Vorübergehende chemische 'Kastration' könnte helfen, das geschädigte Immunsystem von Menschen mit HIV oder solchen, die eine Chemotherapie oder Knochenmarktransplantation hinter sich haben, zu regenerieren. Durch einen vorübergehenden Produktionsstop von Geschlechtshormonen, so glauben Forscher in Australien, könnte die Funktion einer Drüse unterstützt werden, in der sich lebenswichtige Immunzellen entwickeln.
T-Zellen greifen virenbefallene Zellen an und helfen bei der Koordination des Immunsystems. Sie entwickeln sich in der Thymusdrüse, tief in der Brust. In der Pubertät schrumpft die Drüse und ihre interne Struktur gerät in Unordnung. Deshalb waren viele Forscher bisher der Meinung, daß sie ihre Funktion einstellt.

Richard Boyd und Jayne Sutherland von der Monash Medical School in Melbourne haben nun jedoch an erwachsenen Mäusen gezeigt, daß die Thymusdrüse durchaus aktiv bleibt. Die Forscher injizierten einen Farbstoff in den Thymus, der heranwachsende T-Zellen markierte und verfolgten deren Übergang in den Blutkreislauf. Dabei entdeckten sie, daß der Thymus in erwachsenen Mäusen immer noch T-Zellen freisetzte, wenn auch nur ungefähr ein Zehntel der Menge wie bei jungen Tieren. Die beiden Wissenschaftler berichteten Anfang Dezember 1998 auf der Konferenz der Australasian Society for Immunology in Melbourne über ihre Erkenntnisse.

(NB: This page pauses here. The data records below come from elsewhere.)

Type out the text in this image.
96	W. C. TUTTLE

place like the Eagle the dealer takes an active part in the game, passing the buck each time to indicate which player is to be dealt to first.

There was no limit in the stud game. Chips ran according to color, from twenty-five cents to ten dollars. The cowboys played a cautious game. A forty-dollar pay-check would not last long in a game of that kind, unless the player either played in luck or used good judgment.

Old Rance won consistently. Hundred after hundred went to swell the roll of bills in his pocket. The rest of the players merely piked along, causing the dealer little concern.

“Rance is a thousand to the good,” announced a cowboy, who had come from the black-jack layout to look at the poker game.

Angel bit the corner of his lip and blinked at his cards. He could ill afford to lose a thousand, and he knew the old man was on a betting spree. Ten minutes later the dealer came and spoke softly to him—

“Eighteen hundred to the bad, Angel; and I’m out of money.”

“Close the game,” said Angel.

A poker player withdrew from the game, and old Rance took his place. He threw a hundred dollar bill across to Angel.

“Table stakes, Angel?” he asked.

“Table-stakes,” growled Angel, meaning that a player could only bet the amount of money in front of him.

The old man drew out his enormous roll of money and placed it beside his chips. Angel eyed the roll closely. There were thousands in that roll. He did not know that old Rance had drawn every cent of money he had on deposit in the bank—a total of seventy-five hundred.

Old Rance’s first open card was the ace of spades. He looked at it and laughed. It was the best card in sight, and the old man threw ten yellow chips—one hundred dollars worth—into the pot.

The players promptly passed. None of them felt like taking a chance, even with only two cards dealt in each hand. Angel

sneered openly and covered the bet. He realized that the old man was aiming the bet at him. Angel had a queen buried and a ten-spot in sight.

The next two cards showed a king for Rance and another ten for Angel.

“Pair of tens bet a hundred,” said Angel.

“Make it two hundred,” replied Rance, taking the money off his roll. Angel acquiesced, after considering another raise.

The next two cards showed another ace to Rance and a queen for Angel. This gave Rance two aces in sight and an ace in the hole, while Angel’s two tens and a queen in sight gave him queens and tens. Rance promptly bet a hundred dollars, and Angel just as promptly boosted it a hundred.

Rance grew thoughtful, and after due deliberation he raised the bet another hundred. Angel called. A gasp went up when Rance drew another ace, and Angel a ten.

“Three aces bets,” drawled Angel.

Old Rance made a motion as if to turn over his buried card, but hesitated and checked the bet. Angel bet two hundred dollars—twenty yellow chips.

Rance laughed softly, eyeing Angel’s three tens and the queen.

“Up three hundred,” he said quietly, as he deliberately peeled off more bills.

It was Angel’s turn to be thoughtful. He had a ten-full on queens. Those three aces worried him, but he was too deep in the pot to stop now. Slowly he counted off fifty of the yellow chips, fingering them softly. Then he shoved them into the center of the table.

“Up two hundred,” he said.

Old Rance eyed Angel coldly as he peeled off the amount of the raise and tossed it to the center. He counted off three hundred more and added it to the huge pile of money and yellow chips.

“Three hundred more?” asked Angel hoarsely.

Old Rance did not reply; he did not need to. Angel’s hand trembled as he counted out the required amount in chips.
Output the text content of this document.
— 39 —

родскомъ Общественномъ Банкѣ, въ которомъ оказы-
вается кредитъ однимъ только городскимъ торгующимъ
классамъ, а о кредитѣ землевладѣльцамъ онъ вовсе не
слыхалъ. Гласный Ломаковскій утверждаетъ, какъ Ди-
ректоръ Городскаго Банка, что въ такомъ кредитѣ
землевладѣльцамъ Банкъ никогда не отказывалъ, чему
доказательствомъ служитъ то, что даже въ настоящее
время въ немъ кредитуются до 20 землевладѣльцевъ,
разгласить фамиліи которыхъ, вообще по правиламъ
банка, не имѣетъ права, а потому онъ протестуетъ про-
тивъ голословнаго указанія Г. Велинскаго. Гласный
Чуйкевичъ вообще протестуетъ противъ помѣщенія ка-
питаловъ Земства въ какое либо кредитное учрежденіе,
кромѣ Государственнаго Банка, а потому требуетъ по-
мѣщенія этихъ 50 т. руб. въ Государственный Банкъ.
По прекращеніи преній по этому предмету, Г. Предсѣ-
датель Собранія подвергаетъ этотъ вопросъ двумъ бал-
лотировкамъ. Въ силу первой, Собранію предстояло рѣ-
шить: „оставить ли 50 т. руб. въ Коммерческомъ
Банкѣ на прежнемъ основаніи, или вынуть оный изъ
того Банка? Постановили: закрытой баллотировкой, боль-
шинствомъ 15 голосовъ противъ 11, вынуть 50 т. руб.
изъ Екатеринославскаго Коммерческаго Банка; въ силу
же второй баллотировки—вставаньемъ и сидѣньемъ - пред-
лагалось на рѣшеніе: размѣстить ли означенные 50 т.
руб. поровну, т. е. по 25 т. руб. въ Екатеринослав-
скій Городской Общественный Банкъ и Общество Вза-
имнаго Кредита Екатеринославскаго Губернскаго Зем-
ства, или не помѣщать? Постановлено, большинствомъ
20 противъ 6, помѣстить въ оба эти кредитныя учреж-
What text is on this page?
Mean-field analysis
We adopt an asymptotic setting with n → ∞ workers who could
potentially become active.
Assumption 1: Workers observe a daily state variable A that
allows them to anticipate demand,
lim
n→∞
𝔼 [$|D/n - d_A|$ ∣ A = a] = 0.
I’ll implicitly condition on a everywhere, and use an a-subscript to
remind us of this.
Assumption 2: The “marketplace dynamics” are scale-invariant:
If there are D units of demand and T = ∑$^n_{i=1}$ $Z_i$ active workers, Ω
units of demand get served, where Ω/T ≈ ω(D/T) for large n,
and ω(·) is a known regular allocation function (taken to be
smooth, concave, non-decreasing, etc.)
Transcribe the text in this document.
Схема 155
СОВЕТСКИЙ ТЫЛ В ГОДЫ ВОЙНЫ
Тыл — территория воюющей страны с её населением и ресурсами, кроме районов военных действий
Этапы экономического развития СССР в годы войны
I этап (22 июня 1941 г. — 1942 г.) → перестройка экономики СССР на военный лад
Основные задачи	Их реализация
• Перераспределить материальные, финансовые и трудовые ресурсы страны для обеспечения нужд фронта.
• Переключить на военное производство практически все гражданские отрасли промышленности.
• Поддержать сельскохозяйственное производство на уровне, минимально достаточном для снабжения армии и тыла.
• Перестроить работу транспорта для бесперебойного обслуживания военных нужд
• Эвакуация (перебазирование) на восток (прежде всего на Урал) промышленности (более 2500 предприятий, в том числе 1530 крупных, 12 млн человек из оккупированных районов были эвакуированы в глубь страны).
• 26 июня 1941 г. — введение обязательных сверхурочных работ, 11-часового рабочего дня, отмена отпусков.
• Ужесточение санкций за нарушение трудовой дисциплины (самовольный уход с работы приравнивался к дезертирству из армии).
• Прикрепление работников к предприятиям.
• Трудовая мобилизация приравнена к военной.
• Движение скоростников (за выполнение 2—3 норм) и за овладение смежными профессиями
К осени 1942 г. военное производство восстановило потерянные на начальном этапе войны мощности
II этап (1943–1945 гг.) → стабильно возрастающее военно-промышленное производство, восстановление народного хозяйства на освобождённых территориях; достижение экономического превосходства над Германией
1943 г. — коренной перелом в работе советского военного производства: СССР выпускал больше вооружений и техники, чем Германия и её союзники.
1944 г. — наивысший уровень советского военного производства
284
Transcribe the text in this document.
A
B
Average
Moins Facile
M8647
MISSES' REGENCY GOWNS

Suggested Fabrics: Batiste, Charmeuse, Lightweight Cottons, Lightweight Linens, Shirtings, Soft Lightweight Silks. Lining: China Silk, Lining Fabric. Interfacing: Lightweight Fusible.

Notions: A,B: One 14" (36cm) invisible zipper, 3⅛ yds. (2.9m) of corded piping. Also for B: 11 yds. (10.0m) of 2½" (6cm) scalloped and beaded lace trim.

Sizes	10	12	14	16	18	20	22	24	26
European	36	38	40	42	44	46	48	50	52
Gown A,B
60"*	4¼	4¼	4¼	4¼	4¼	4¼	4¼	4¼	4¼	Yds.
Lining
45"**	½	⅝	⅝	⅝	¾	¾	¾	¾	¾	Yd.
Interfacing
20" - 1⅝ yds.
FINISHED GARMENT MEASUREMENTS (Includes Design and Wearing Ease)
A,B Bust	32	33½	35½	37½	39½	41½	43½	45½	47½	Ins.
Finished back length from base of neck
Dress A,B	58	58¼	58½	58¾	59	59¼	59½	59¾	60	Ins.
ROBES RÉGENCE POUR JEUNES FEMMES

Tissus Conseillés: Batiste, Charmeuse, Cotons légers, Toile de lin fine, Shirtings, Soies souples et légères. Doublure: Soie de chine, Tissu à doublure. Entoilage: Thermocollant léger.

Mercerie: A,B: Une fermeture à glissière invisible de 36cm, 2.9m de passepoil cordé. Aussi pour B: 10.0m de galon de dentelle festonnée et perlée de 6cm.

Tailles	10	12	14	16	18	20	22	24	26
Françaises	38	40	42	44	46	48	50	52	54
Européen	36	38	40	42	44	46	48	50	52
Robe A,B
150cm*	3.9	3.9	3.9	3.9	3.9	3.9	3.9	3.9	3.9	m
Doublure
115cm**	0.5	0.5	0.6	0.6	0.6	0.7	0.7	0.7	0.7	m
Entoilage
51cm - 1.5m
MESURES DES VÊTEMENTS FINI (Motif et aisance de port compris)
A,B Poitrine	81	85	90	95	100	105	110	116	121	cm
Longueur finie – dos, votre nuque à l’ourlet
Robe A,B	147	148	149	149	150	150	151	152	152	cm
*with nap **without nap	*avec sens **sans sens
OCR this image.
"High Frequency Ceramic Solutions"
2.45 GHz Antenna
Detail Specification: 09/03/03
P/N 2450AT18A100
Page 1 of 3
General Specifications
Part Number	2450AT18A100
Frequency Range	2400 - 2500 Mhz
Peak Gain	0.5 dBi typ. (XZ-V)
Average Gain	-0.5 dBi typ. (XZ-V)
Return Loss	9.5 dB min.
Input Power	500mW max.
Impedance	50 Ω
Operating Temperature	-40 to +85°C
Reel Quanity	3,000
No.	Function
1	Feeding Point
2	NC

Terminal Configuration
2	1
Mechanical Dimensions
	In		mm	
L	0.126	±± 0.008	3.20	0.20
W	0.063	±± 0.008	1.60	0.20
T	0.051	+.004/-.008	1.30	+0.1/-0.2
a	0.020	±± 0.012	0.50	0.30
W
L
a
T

Als Boyd und Sutherland einige ihrer Versuchstiere kastrierten, entdeckten sie, daß der Thymus innerhalb von vier Wochen seine jugendliche Form zurückgewann und daß die Anzahl der erzeugten T-Zellen auf nahezu vorpubertäre Konzentrationen anstieg. "Es war erstaunlich", sagte Boyd. "Sobald wir die Steroid-Bremse lösten, erzielten wir eine vollständige Regeneration."

Doch nicht nur für Mäuse existieren neue Befunde. In einer anderen Studie zum selben Thema maßen Richard Koup vom University of Texas Southwestern Medical Center in Dallas und seine Kollegen die Konzentrationen eines genetischen Nebenproduktes der vom menschlichen Thymus freigesetzten T-Zellen. Koups Team fand heraus, daß, wie bei Mäusen, die Drüse auch nach der Pubertät weiterhin funktionierte und zwar auf einem ähnlich reduzierten Niveau. Sie beschrieben ihre Erkenntnisse in Nature (Vol 396, S. 690).

Koup fand auch Anhaltspunkte dafür, daß der Anstieg der Konzentrationen von T-Zellen bei HIV-Patienten, die einer aggressiven Kombinationstherapie ausgesetzt sind, zumindest teilweise durch die Freisetzung der T-Zellen durch den Thymus verursacht wird. Dies deutet darauf hin, daß eine Unterstützung der Drüsenfunktion dazu beitragen könnte, AIDS zu bekämpfen. Aus den australischen Erkenntnissen wiederum läßt sich schließen, daß Medikamente, welche die Produktion von Geschlechtssteroiden unterdrücken und die Pubertät teilweise umkehren, das Immunsystem von Patienten mit AIDS oder Patienten, denen Immunsystem-hemmende Medikamente verabreicht wurden, stärken können.